If you don’t know what compound interest is and how to calculate it, you’ve come to the right place to learn. In this article you will learn a little about its different aspects, as well as how to calculate it.
Stay here and you will be able to solve all the doubts you have regarding this topic. So you can apply it in your studies or in your working life, depending on the case in which you need it.
Table of Contents
What really is compound interest and how to calculate it?
Before knowing what compound interest is and how to calculate it, it is necessary to learn about interest in general. This refers to the profitability of savings, credit costs or investments made.
Within finance and economics, interest is related to the profit produced by capital. From the moment a capital or any type of investment is invested , the interest is the profit.
Now, speaking of compound interest, this is given thanks to the accumulation of interest generated in a given time. The principal has been invested at an interest rate during different application periods.
When these periods are fulfilled, all the interest that has been generated is reinvested, increasing the capital. This means that there is a greater number of interests when the next period is fulfilled.
It is a process that helps interest accumulate to generate much more. Many people do this in order to have a higher profit within each exercise to achieve a higher compounding.
At the end of the periods, the interest result is much higher than it would have been with the simple.

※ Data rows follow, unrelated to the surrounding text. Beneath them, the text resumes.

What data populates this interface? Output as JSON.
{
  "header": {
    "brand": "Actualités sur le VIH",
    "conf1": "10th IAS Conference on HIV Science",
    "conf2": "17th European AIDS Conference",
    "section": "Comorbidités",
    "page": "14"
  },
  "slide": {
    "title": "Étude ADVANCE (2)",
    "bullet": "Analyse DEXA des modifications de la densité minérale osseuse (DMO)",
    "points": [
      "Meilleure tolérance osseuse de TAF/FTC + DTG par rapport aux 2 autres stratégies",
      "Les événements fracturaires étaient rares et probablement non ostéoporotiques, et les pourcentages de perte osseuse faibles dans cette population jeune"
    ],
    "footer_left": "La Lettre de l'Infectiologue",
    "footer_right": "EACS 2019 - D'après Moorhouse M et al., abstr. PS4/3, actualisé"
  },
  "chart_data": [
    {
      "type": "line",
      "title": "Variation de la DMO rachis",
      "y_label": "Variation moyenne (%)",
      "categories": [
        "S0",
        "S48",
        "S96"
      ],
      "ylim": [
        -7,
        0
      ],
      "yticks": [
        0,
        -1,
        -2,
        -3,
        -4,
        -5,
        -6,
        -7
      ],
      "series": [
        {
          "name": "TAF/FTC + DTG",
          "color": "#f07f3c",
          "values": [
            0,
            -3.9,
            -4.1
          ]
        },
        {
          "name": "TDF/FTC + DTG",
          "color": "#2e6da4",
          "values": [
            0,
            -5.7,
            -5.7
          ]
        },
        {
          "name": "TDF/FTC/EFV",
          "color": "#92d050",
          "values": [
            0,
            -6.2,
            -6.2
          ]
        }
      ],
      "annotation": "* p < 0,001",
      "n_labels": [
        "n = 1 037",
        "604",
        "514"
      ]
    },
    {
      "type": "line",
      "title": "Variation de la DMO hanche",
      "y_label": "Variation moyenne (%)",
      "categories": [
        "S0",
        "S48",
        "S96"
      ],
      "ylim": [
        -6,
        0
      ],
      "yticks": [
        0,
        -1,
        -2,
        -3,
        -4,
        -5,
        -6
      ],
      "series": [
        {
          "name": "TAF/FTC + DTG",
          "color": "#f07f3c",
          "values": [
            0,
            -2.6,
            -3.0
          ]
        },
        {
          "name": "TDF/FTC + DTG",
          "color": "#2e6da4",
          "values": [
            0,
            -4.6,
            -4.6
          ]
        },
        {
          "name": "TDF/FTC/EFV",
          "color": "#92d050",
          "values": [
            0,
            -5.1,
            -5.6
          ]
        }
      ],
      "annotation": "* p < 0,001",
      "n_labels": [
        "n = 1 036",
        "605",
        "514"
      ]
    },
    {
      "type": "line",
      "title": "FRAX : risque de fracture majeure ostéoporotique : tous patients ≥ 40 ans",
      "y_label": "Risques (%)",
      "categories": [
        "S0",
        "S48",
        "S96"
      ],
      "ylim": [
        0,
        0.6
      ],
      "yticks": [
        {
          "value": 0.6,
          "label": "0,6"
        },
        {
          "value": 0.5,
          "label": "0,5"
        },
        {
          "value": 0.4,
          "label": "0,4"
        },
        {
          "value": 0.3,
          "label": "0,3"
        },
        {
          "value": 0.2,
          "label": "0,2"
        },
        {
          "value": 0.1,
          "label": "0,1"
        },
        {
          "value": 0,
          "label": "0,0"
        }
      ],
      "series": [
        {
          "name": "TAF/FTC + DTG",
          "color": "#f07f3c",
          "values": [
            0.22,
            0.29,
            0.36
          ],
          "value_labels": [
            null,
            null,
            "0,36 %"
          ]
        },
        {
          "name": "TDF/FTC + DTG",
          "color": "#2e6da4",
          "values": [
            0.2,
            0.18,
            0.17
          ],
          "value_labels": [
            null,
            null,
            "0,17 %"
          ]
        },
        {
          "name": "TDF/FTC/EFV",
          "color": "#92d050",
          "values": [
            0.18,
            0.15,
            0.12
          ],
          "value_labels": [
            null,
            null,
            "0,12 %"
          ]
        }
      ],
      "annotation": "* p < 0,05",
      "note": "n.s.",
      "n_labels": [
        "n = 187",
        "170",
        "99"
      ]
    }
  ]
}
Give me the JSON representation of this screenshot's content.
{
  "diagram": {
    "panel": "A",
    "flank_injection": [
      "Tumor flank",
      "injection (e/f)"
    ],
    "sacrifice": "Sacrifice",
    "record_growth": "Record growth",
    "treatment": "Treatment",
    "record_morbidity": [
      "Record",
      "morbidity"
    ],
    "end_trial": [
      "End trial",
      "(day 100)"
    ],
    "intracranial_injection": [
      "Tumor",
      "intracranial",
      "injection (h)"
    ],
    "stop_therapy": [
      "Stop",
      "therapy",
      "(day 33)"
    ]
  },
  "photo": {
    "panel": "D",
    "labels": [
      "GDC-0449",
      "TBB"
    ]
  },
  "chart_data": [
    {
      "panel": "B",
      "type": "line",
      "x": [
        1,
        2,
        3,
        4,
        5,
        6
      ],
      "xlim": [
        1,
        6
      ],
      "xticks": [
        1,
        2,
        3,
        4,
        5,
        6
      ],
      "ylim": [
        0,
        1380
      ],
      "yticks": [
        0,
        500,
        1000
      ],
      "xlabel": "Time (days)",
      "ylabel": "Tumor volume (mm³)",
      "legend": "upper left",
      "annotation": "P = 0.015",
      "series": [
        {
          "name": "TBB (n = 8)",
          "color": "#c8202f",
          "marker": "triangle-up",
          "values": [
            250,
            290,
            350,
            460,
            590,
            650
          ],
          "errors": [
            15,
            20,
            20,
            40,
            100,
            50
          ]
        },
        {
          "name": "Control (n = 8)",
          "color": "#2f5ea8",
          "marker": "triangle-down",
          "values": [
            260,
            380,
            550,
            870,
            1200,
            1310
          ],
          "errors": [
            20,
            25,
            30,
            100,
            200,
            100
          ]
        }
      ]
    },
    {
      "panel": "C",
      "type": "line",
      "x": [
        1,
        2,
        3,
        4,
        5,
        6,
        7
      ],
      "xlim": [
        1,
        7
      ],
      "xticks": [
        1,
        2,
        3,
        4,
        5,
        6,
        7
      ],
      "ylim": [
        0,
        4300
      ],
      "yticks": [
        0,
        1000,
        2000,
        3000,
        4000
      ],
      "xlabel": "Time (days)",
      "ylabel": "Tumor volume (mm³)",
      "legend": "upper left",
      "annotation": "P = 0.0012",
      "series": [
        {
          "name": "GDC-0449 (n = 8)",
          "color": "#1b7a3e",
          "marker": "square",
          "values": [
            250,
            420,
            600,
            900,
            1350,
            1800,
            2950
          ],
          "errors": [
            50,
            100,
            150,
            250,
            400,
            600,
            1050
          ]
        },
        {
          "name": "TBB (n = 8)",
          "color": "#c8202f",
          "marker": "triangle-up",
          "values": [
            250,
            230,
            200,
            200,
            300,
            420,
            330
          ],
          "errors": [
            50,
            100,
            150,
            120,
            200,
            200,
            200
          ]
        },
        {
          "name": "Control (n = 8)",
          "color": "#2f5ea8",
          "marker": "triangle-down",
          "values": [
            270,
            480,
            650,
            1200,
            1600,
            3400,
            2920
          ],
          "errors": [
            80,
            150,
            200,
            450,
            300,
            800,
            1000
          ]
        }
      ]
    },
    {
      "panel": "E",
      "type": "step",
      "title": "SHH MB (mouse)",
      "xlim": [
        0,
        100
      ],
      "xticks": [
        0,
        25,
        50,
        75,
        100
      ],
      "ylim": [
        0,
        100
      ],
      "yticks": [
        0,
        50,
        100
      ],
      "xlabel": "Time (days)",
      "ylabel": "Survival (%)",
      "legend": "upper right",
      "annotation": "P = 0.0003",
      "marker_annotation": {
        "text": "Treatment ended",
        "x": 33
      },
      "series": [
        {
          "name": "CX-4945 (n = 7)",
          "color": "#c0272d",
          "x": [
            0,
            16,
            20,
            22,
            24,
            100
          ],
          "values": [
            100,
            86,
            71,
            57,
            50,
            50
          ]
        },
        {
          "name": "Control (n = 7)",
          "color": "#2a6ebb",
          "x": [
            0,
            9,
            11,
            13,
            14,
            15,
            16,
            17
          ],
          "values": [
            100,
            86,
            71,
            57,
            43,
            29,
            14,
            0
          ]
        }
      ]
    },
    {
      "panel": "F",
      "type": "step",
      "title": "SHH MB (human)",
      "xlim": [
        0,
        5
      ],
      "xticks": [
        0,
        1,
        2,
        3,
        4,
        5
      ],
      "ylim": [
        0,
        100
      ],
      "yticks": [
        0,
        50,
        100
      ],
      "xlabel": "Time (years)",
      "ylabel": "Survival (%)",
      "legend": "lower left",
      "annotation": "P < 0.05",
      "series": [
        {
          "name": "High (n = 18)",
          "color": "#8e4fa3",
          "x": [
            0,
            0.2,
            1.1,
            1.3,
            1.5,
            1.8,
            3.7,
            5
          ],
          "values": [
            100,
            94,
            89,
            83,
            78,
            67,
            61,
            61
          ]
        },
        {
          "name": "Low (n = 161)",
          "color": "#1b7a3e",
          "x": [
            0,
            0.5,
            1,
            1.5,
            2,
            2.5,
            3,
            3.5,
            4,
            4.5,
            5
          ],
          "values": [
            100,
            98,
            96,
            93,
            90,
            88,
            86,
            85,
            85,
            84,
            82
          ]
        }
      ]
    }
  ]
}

What are the main characteristics of this type of interest?
It is time to mention some of the characteristics that we can find in this type of interest. This way you can be much clearer about the different functionalities that this type of financial tool has.
- What differentiates it from simple interest is that with this financial model a capital reinvestment can be made. Thus, the user will be able to achieve a greater capitalization.
- The interest earned will be higher and higher. Similar to a snowball in which there is more profitability to increase capital.
- You cannot use the different interests generated until the end of the established period. Something that can be done with simple interest, where profits are generally withdrawn.
It is clear that its effect is to be an investment multiplier, since higher profits will be obtained. Long-term investments have compound interest as their main ally for this reason.
To explain it better, we will show you an example of how compound interest works.
A person invests about 5 thousand euros, with simple interest at 2% for a period of one year. The earnings that you will have at the end of the period will be 100 euros, that is, you will have about 5,100.
Now, with compound interest, a person invests the same 5,000 euros at 2% for 12 years. In the first year, you will have the same profit of 100 euros, but this can be reinvested.
This means that at the end of 12 years your profit will be 6,341.12 euros. The interest received is much higher, so, as we already mentioned, it is ideal for those long-term investments.
How is compound interest calculated?
In the world of finance, this type of interest is calculated through a specific formula. Through it, it is possible to do the mathematical operations to obtain the final result.
It will not be necessary for you to calculate month by month how much the earnings will be, until the established period is fulfilled. With this formula you can include the time that the period will last to know your earnings, according to your initial investment.
The formula is: Cn = C0 (1+i) ^n
- Cn: Capital final
- C0: Initial capital
- i: Interest rate
- n: The number of applicable periods in the term
In the case of the example, the substitutions are made in the following way, to proceed to the calculation of the compound interest. So the formula with the example will be as we show you below.
- C0: 5 thousand euros
- i: 2% or 0.02
- N: 12 years old
Cn = 5.000 (1+0.02) ^12
Cn = 6,341.12 euros at the end of the 12-year period
With this calculation you can clearly have the figures that will be handled at the end of the period. This serves so that many users can take into account their earnings.
In addition, some use it to be able to invest more or even less, as appropriate in each case. The truth is that it results in an easy process to carry out as long as you are clear about what you want.
It is important to know what compound interest is and how to calculate it
Now that you know what compound interest is and how to calculate it, its importance is much clearer. Especially for those people who want to carry out investment projects, it usually has a very high return during the process.
The difference it generates in relation to simple interest within the financial model is much greater. This is one of the main secrets to be able to have a larger and constantly growing initial capitalization.
As you become familiar with this type of interest, the more you can get out of it. All this serves so that you can establish a stronger heritage in which debts are minimized.
Depending on your projects, you can make your investments with a compound or simple interest rate. Remember the characteristics that these have and how the compound can generate much more profit in the long term.